3. Peter Nelson: Conversations about Place
Tract Consultants is a national landscape architecture and town planning practice. Since 1998 Tract has held seven biennial forums at various locations around Australia. The purpose of the forums are threefold: a dedicated time away from day to day obligations to contemplate significant issues affecting the practice; a chance to challenge staff personally and professionally; and an opportunity for staff from offices across the country to get to know each other. Tract’s seventh forum, ‘conversations about place’ was held in the Top End capital of Darwin in early September 2010. The forum addressed three important questions: How can we develop a deeper understanding of the past, present and future histories of a city, town or place? How can we encourage young and old generations from diverse backgrounds to share their stories and memories? How can we harness multi-media forms to record and communicate these diverse conversations? Peter Nelson worked closely with forum facilitator Toni Bauman to develop a program which engaged with over forty locals from diverse backgrounds and generations. These locals included Larrakia and ‘Old Darwin’ guides, historians, writers, artists, planners, councillors, wharfies, demographers, environmentalists and developers. Over a three day period the forum adjourned to several locations across the Darwin Peninsula.
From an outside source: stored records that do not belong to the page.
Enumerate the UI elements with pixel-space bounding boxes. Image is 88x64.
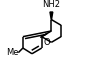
Text: NH2: NH2 [42, 0, 60, 9]
Polygon shape [50, 12, 53, 20]
Text: Me: Me [6, 48, 18, 57]
Text: O: O [43, 38, 50, 47]
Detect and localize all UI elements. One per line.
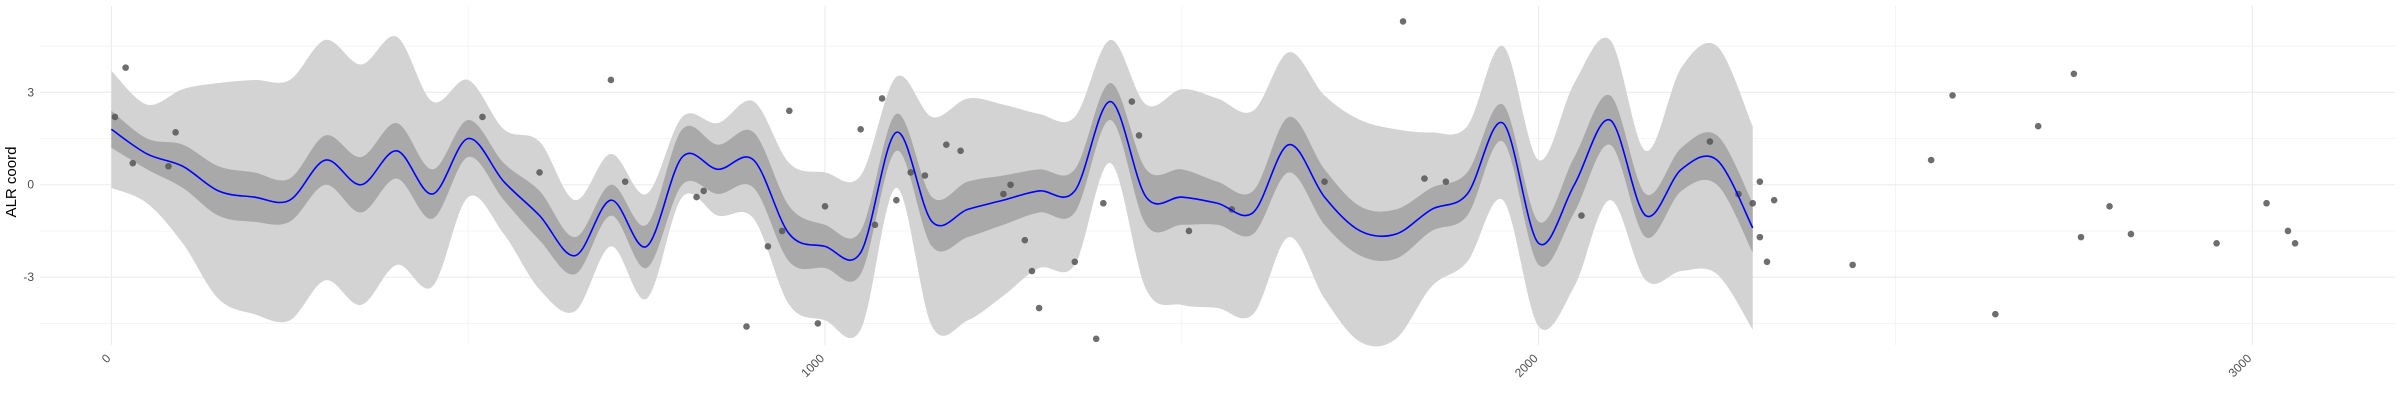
observed-points [111,18,2299,343]
posterior-mean-line [110,100,1754,261]
observed-point [1442,178,1450,185]
observed-point [1949,92,1956,99]
observed-point [2077,233,2085,241]
observed-point [2127,230,2135,238]
observed-point [1770,196,1778,204]
observed-point [957,147,964,155]
observed-point [1071,258,1079,266]
observed-point [111,113,119,121]
observed-point [743,323,750,330]
outer-band-area [111,36,1753,347]
observed-point [2213,240,2220,247]
inner-band-area [111,83,1753,282]
observed-point [1927,156,1935,164]
observed-point [2263,199,2270,207]
y-tick-label: -3 [23,270,34,284]
observed-point [621,178,629,185]
observed-point [1749,199,1757,207]
observed-point [786,107,793,115]
observed-point [122,64,129,71]
observed-point [700,187,707,195]
observed-point [1035,304,1043,312]
observed-point [693,193,700,201]
x-tick-label: 2000 [1512,351,1541,380]
observed-point [1100,199,1107,207]
observed-point [1756,178,1764,185]
observed-point [907,169,914,176]
y-tick-label: 3 [27,85,34,99]
observed-point [2070,70,2078,78]
observed-point [857,125,864,133]
inner-credible-band [111,83,1753,282]
observed-point [536,169,543,176]
observed-point [1028,267,1036,275]
observed-point [1021,236,1029,244]
observed-point [1763,258,1771,266]
observed-point [2034,122,2042,130]
observed-point [1992,310,1999,318]
observed-point [1135,132,1143,139]
x-tick-label: 0 [99,351,114,366]
observed-point [1578,212,1585,219]
observed-point [1756,233,1764,241]
x-tick-label: 1000 [798,351,827,380]
observed-point [165,162,172,170]
observed-point [1092,335,1100,343]
observed-point [1007,181,1014,189]
observed-point [821,203,829,210]
posterior-mean-line-group [110,100,1754,261]
observed-point [1128,98,1136,105]
observed-point [943,141,950,148]
y-tick-label: 0 [27,178,34,192]
observed-point [607,76,615,84]
observed-point [1185,227,1193,235]
observed-point [129,159,137,167]
observed-point [893,196,900,204]
observed-point [878,95,886,102]
observed-point [1000,190,1007,198]
observed-point [1321,178,1328,185]
observed-point [1399,18,1407,25]
observed-point [1706,138,1714,145]
observed-point [1421,175,1428,182]
y-axis-title: ALR coord [3,147,20,218]
observed-point [871,221,879,229]
outer-credible-band [111,36,1753,347]
observed-point [172,129,179,136]
observed-point [778,227,786,235]
observed-point [2284,227,2292,235]
observed-point [2291,240,2299,247]
observed-point [1849,261,1856,269]
x-tick-label: 3000 [2226,351,2255,380]
observed-point [764,243,772,250]
observed-point [814,320,822,327]
observed-point [2106,203,2113,210]
observed-point [479,113,486,121]
observed-point [921,172,929,179]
This ever changing landscape provided a memorable backdrop for a series of diverse and candid conversations about place. The conversation is a metaphor for action research. The methodology utilised an inclusive and active process owned by all participants, to hone their communication, listening and observational skills. The resultant book and multimedia package included a detailed compilation of photos, video, audio and text generated over the course of three days. In 2011 the ‘conversations about place’ forum was awarded the Australian Institute of Landscape Architects (AILA QLD Chapter) Research and Communication Award. Peter will discuss how the forum evolved into an open and relaxed program with no formal agenda. The result was an event which successfully connected with generations both young and old. The AIATSIS paper will include the screening of the nine minute multi-media presentation.
Author bio: Peter Nelson has a background in architecture having studied and tutored at the University of Queensland. For the past five and half years Peter has worked for Tract Consultants, a national Landscape Architecture and Planning Practice. During this period Peter lived and worked in Darwin for three years as Tract’s Northern Territory representative. He worked on a range of projects across the Top End including large scale urban revitalisation and master planning projects in Darwin as well as planning work in several remote indigenous communities. In 2010 Peter and Toni Bauman organised a forum for Tract’s ninety-five staff titled ‘conversations about place’. Peter now works as a senior project manager for the National Capital Authority in Canberra.